Prothena’s PRX012 Trial Begins Dosing Patients, Healthy Volunteers
Prothena has begun testing single ascending doses (SAD) of PRX012, its investigational anti-amyloid beta antibody therapy, in a Phase 1 clinical trial with healthy volunteers and people with Alzheimer’s disease.
This follows the recent approval of the company’s investigational new drug (IND) application for PRX012 by the U.S. Food and Drug Administration.
A next-generation antibody, PRX012 is meant to bind to toxic forms of amyloid beta that underlie Alzheimer’s disease. This means the therapy may potentially neutralize toxic aggregates, or clumps, and prevent neurodegeneration.
PRX012 is designed to be given under the skin (subcutaneously) and on a patient-friendly and convenient administration schedule, which may increase treatment adherence.
“With Alzheimer’s affecting more than 50 million people worldwide, we are committed to bringing a paradigm-shifting treatment to patients as quickly as possible,” Gene Kinney, PhD, president and CEO of Prothena, said in a press release.
“Having submitted our IND during this first quarter, we are excited to announce the initiation of this first-in-human study,” Kinney said, adding, “PRX012’s high binding potency and subcutaneous administration has the potential to serve as a foundational anti-[amyloid beta] treatment for Alzheimer’s disease.”
In the SAD part of the trial, participants are randomly assigned to a single subcutaneous injection of either PRX012 or a placebo. The study intends to assess the therapy’s safety, tolerability, and immunogenicity — its ability to provoke an immune response — as well as its pharmacokinetics, which is the movement of a compound into, through, and out of the body.
The multiple ascending dose part of the trial is expected to start by year’s end.
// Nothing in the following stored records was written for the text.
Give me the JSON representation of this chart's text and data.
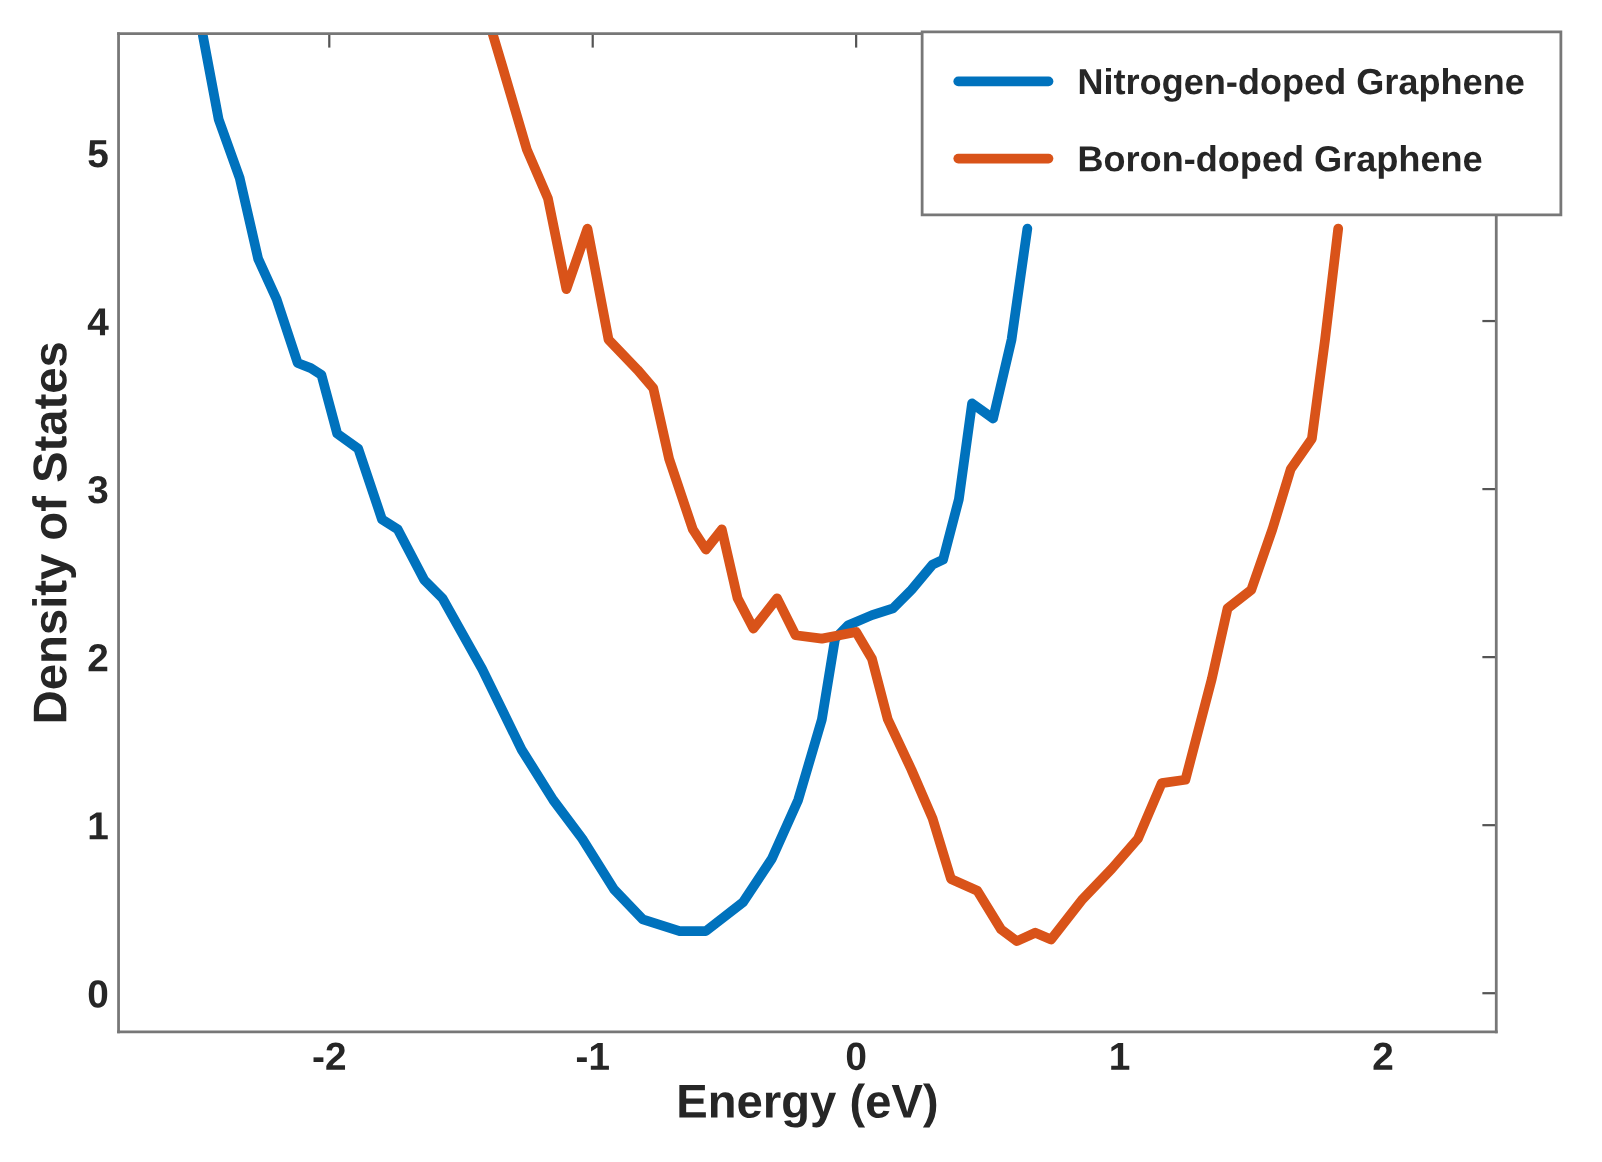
{
  "chart_data": {
    "type": "line",
    "xlabel": "Energy (eV)",
    "ylabel": "Density of States",
    "xlim": [
      -2.8,
      2.43
    ],
    "ylim": [
      -0.23,
      5.71
    ],
    "xticks": [
      -2,
      -1,
      0,
      1,
      2
    ],
    "yticks": [
      0,
      1,
      2,
      3,
      4,
      5
    ],
    "legend": "top right",
    "grid": false,
    "series": [
      {
        "name": "Nitrogen-doped Graphene",
        "color": "#0072bd",
        "x": [
          -2.48,
          -2.42,
          -2.34,
          -2.27,
          -2.2,
          -2.12,
          -2.07,
          -2.03,
          -1.97,
          -1.89,
          -1.8,
          -1.74,
          -1.64,
          -1.57,
          -1.42,
          -1.27,
          -1.15,
          -1.04,
          -0.92,
          -0.81,
          -0.67,
          -0.57,
          -0.43,
          -0.32,
          -0.22,
          -0.13,
          -0.08,
          -0.03,
          0.06,
          0.14,
          0.21,
          0.29,
          0.33,
          0.39,
          0.44,
          0.52,
          0.59,
          0.65
        ],
        "values": [
          5.7,
          5.2,
          4.85,
          4.37,
          4.13,
          3.75,
          3.72,
          3.68,
          3.33,
          3.24,
          2.82,
          2.76,
          2.46,
          2.35,
          1.93,
          1.45,
          1.15,
          0.92,
          0.62,
          0.44,
          0.37,
          0.37,
          0.54,
          0.8,
          1.15,
          1.63,
          2.11,
          2.19,
          2.25,
          2.29,
          2.4,
          2.55,
          2.58,
          2.94,
          3.51,
          3.42,
          3.89,
          4.55
        ]
      },
      {
        "name": "Boron-doped Graphene",
        "color": "#d95319",
        "x": [
          -1.38,
          -1.34,
          -1.25,
          -1.17,
          -1.1,
          -1.02,
          -0.94,
          -0.83,
          -0.77,
          -0.71,
          -0.62,
          -0.57,
          -0.51,
          -0.45,
          -0.39,
          -0.3,
          -0.23,
          -0.13,
          0.0,
          0.06,
          0.12,
          0.21,
          0.29,
          0.36,
          0.46,
          0.55,
          0.61,
          0.68,
          0.74,
          0.86,
          0.97,
          1.07,
          1.16,
          1.25,
          1.35,
          1.41,
          1.5,
          1.58,
          1.65,
          1.73,
          1.78,
          1.83
        ],
        "values": [
          5.71,
          5.5,
          5.02,
          4.73,
          4.19,
          4.55,
          3.89,
          3.71,
          3.6,
          3.18,
          2.76,
          2.64,
          2.76,
          2.35,
          2.17,
          2.35,
          2.13,
          2.11,
          2.15,
          1.99,
          1.63,
          1.33,
          1.04,
          0.68,
          0.61,
          0.38,
          0.31,
          0.36,
          0.32,
          0.56,
          0.74,
          0.92,
          1.25,
          1.27,
          1.87,
          2.29,
          2.4,
          2.76,
          3.12,
          3.3,
          3.89,
          4.55
        ]
      }
    ]
  }
}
Previous preclinical data showed that PRX012 targeted the toxic forms of amyloid beta with high affinity, covering with efficacy the amyloid beta plaques at relatively lower doses.
Additional data suggest that the therapy can promote the clearance of different forms of amyloid beta plaques from the brain. Importantly, this was done at concentrations amenable for subcutaneous delivery. According to Prothena, this is expected to result in less variability of antibody concentrations in the brain compared with first-generation amyloid beta targeting antibodies.
“We intend to leverage our multiple decades of experience and expertise in protein dysregulation together with clinical and regulatory learnings from first generation anti-[amyloid beta] therapies to maximize the probability of success for our PRX012 program to deliver a best-in-class treatment to patients with Alzheimer’s and their families,” said Kinney.